By selling receivables, hospitals gain welcome flexibility in managing their obligations. The method improves liquidity and cash flow through reduced days outstanding in receivables. Proceeds enable hospitals to retire some debts, thus holding down debt-to-equity ratios and enhancing borrowing power in the marketplace.
Because the method can reduce short-term debt through borrowing at lower interest rates over longer periods of time, it also helps maintain favorable credit ratings. This increases the likelihood of future transactions and enhances debt service coverage ratios.
While most hospitals borrow funds at or above the prime interest rate, selling accounts receivable allows them to reach capital markets at costs below the prime rate.
These savings and improved flexibility give hospitals the ability to pay vendors more quickly, creating an opportunity to negotiate better contracts and prices.
Receivables financing also allows hospitals to use new-found liquid assets to increase yields. For example, assets can be used as a more effective way of funding depreciation costs by investing receivable proceeds for longer than normal periods and at higher rates. If the maturity date on the investment is placed further out, yields are greater than under traditional terms.

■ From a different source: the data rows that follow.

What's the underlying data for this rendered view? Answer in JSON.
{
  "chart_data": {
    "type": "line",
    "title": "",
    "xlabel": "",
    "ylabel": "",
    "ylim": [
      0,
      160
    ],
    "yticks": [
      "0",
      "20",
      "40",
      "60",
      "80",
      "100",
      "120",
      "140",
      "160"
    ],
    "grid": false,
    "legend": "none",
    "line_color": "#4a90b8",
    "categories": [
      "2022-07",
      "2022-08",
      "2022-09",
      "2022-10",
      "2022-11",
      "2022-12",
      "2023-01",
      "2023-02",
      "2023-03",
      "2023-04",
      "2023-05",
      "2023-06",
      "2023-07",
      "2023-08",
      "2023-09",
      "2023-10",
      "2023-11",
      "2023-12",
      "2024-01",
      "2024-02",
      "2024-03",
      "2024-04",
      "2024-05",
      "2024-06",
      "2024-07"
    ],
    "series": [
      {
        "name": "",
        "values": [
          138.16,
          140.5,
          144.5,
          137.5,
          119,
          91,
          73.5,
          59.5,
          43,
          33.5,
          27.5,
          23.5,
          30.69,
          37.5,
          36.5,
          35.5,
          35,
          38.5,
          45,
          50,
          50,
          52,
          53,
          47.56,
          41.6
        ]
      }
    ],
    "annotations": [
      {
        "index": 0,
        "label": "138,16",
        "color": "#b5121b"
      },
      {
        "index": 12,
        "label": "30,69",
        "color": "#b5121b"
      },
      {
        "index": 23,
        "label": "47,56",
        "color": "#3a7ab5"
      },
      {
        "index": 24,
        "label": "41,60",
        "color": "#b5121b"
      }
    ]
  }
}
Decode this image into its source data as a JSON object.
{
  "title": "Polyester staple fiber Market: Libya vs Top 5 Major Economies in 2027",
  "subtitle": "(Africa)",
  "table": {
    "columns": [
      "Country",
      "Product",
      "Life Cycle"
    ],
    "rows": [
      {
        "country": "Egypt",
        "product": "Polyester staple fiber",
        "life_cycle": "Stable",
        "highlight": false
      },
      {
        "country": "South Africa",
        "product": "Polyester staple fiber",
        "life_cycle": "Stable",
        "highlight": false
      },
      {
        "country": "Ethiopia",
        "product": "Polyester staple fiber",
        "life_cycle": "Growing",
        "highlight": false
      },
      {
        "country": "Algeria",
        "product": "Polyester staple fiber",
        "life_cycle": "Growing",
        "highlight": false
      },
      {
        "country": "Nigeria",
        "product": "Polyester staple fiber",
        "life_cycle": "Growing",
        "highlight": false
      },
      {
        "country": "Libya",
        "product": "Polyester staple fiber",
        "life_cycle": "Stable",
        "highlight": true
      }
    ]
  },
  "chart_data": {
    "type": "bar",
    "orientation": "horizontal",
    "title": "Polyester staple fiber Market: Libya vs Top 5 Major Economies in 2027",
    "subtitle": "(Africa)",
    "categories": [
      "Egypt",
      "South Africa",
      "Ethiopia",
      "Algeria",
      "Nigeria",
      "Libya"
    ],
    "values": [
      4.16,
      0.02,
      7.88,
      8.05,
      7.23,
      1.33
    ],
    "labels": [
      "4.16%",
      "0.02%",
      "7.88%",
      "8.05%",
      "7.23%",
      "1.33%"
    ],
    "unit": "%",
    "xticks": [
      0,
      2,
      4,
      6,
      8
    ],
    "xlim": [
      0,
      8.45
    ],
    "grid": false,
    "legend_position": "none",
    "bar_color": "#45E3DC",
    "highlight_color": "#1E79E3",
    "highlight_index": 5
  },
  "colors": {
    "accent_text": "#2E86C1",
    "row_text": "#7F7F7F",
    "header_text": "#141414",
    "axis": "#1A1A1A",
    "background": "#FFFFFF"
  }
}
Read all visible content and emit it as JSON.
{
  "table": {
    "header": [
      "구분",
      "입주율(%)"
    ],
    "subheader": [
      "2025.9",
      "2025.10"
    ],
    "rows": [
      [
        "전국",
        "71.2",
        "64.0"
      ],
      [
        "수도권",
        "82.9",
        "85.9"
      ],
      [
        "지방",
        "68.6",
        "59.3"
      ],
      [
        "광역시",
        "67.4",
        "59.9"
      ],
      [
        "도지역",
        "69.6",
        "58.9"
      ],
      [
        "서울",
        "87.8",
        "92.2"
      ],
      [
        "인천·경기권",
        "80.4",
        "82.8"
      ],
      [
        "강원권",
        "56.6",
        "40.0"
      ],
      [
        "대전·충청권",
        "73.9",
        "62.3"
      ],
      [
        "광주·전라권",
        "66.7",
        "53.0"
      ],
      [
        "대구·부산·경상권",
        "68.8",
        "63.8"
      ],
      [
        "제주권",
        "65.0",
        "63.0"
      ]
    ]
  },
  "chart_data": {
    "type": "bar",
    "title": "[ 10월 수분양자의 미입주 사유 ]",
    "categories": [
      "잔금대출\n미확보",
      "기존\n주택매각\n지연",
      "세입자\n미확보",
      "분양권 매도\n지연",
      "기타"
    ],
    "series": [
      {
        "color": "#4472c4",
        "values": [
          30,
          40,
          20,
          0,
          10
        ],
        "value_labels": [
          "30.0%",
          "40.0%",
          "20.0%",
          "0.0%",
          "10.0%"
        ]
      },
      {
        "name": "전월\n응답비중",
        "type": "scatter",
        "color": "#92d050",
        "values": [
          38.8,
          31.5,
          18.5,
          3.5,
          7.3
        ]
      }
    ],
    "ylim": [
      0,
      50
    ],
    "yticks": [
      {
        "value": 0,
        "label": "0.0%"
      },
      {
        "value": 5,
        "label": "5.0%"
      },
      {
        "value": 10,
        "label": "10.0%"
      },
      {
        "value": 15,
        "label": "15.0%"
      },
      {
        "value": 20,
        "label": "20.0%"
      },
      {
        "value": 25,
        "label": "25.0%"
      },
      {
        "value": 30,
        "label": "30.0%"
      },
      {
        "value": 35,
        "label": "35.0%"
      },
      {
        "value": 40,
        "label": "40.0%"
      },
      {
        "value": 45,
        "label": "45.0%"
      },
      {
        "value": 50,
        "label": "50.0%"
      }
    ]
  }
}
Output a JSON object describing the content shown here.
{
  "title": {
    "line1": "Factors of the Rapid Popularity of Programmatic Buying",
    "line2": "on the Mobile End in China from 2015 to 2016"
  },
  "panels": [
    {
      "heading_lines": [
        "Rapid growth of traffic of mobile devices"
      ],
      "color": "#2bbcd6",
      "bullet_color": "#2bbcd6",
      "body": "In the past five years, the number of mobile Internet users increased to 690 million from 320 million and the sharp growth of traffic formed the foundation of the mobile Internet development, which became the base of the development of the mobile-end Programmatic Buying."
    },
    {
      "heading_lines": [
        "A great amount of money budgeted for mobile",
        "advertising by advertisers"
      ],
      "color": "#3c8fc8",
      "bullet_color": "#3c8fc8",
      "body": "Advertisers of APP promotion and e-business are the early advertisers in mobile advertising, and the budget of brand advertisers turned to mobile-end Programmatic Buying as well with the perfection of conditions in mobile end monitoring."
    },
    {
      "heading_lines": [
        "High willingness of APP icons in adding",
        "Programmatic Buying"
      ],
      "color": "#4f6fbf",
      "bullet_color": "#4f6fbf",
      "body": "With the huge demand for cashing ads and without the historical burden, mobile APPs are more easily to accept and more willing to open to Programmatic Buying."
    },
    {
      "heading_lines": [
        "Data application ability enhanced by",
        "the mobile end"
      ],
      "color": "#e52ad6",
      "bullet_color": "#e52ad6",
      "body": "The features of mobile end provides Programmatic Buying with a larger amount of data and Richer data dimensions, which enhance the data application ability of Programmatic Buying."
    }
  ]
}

By keeping internal banking transactions at arm's length, hospitals can use those funds to make loans to for-profit subsidiaries or joint venture partnership at market or below-market rates, without threatening their tax-exempt status.
A new concept
The concept of financing accounts receivable is relatively new for hospitals. Only recently has a variety of financing programs become available, most of them currently sponsored by banks, financial groups, and through group pooling arrangements.
Traditionally, hospitals had access only to factoring programs, a process that involved pledging their accounts receivable as collateral in exchange for cash. Exercising this option also depended on the hospital's creditworthiness. Covenants of hospital bond issues, however, often prohibited them from pledging those assets and using factoring as a source of capital.
On the other hand, accounts receivable financing, if done on a non-recourse basis, involves the actual sale of these assets in keeping with terms of the Financial Accounting Standards Board Statement 77, which views the transactions as true sales. Now, most hospitals can take advantage of the method without violating the terms of their bond covenants.